— « Le misérable !… Écoutez plutôt :

« Vivre avecque franchise et sans ambition… »

alors qu’il y a tant de beauté dans le mystère, tant de pudeur dans le mensonge, tant de force dans l’ambition !

« Dompter ses passions, les rendre obéissantes… »

N’en a pas qui veut, des passions. Il ne devait pas avoir grand’chose à dompter, ce commerçant. Ah ! voici un vers juste :

« C’est attendre chez soi bien doucement la mort. »

Parfait. C’est attendre la mort. Ce n’est pas vivre. Le plat sonnet !… Rendons-le à mademoiselle Toquette… Et sauvons-nous de cette maison, madame. »

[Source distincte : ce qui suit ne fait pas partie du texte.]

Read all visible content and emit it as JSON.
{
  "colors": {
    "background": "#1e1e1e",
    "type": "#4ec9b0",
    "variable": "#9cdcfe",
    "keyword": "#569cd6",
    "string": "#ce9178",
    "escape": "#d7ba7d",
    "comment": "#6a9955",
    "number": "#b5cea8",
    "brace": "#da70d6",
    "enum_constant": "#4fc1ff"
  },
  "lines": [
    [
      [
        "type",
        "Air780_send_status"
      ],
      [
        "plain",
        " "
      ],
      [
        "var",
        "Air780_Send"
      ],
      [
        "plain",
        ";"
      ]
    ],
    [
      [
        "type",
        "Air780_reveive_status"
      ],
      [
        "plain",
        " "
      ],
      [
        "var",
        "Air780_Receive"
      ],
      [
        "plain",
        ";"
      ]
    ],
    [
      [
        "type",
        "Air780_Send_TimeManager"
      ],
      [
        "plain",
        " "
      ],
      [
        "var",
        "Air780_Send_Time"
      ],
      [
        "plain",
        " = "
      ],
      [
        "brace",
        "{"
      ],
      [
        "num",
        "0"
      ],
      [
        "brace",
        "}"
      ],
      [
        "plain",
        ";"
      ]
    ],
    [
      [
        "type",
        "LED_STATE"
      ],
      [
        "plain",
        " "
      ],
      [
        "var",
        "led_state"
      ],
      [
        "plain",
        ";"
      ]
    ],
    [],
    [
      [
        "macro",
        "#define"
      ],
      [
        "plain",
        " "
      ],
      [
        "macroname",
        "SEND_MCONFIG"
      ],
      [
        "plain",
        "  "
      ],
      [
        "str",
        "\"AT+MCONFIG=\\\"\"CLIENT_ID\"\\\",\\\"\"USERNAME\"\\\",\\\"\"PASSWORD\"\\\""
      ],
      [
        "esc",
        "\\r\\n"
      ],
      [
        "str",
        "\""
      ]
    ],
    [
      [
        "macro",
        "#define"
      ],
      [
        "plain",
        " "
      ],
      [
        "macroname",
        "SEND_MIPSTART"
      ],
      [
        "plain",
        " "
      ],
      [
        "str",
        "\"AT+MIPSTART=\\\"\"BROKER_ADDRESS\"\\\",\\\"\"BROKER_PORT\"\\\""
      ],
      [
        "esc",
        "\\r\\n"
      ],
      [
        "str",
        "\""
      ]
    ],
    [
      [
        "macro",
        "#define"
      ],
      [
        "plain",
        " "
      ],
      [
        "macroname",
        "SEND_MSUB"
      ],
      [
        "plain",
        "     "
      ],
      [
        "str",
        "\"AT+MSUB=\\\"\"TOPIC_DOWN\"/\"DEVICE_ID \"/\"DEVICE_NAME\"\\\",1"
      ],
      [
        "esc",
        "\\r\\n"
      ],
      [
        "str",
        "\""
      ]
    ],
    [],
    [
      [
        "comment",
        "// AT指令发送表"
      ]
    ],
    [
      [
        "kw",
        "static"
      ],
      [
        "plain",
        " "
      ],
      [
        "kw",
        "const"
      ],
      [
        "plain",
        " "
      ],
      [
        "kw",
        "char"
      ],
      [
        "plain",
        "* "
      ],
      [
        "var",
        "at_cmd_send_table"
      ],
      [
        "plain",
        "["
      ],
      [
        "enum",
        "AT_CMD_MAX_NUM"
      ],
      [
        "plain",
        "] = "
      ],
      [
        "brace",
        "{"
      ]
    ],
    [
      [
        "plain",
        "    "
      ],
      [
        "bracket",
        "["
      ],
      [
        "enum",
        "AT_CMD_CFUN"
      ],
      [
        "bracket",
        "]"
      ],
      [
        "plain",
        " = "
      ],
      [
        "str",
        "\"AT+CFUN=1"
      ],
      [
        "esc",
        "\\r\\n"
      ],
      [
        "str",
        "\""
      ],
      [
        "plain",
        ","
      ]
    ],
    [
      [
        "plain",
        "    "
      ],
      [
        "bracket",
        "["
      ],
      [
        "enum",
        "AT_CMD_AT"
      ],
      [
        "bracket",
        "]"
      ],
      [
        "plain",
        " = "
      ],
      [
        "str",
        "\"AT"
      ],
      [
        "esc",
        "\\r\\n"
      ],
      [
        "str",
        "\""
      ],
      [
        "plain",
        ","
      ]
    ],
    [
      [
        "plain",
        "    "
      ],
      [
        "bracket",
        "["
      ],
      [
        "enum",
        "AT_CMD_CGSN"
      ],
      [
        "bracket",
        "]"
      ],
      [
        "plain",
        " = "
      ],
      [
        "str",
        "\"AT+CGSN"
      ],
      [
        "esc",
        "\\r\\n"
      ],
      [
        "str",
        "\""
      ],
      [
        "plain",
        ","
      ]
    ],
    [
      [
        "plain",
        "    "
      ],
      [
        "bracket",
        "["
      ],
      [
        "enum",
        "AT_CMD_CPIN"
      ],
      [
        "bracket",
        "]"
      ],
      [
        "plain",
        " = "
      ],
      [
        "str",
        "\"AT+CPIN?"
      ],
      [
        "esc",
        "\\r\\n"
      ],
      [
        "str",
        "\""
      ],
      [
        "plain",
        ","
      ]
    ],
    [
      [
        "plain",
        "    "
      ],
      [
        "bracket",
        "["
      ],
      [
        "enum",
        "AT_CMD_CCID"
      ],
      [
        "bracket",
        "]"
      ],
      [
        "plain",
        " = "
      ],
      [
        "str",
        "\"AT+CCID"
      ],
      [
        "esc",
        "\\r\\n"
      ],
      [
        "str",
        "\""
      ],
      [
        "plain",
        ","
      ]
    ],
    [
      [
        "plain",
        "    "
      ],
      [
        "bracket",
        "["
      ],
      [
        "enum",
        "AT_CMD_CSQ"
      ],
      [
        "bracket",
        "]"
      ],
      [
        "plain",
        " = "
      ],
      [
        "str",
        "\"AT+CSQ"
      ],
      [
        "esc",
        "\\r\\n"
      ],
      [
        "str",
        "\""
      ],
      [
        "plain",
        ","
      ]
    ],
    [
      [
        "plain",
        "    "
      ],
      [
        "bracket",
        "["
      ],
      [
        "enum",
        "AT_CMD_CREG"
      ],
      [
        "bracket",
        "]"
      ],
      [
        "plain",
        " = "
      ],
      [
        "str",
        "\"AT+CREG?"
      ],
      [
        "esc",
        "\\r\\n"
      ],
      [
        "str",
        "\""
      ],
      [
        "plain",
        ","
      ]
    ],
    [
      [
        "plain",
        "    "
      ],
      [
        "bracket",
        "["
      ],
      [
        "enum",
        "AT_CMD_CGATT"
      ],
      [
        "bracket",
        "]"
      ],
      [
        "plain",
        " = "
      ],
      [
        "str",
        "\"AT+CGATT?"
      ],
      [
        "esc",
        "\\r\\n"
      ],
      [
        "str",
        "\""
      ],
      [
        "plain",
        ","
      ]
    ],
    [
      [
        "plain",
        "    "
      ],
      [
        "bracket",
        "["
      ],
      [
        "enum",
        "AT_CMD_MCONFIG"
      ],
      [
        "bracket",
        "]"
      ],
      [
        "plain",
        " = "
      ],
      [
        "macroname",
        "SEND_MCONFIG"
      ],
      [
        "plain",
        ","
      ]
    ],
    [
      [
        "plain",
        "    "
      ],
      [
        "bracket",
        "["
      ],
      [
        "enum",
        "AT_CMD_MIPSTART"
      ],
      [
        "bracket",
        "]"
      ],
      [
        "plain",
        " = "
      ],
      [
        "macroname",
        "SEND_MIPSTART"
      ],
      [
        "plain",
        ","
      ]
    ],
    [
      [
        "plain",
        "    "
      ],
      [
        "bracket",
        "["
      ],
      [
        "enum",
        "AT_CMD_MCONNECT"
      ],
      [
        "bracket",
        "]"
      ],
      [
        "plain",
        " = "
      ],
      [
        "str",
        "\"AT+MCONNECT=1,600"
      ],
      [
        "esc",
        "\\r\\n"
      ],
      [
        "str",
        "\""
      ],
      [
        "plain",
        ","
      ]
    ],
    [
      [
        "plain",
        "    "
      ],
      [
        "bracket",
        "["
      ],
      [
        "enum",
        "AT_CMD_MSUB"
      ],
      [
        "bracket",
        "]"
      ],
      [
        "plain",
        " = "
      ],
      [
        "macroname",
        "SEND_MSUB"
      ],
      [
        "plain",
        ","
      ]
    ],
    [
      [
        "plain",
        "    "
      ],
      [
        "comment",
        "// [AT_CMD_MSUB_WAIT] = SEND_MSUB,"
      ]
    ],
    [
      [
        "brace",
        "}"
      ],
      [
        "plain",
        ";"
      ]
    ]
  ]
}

Nicole, bien que scandalisée, s’égayait de nouveau. Toquette elle-même riait de rattraper en trottinant les grandes enjambées farouches du poète indigné. Mais, comme ils traversaient la cour, ils s’arrêtèrent, ressaisis au passage par la poésie des vieilles murailles mangées de verdure, clignotantes de mille yeux glauques aux petits carreaux sertis de plomb… Indéfinissable rêve des cours divisées par l’ombre, et où noircissent les géométriques feuillages.

— « Le sieur Plantin a-t-il jamais saisi la grâce de ça ?… » fit Ogier, avec sa rancune d’artiste pour les méchants vers de l’imprimeur.

— « La vigne et le lierre n’étaient pas poussés alors, » dit Toquette, gravement.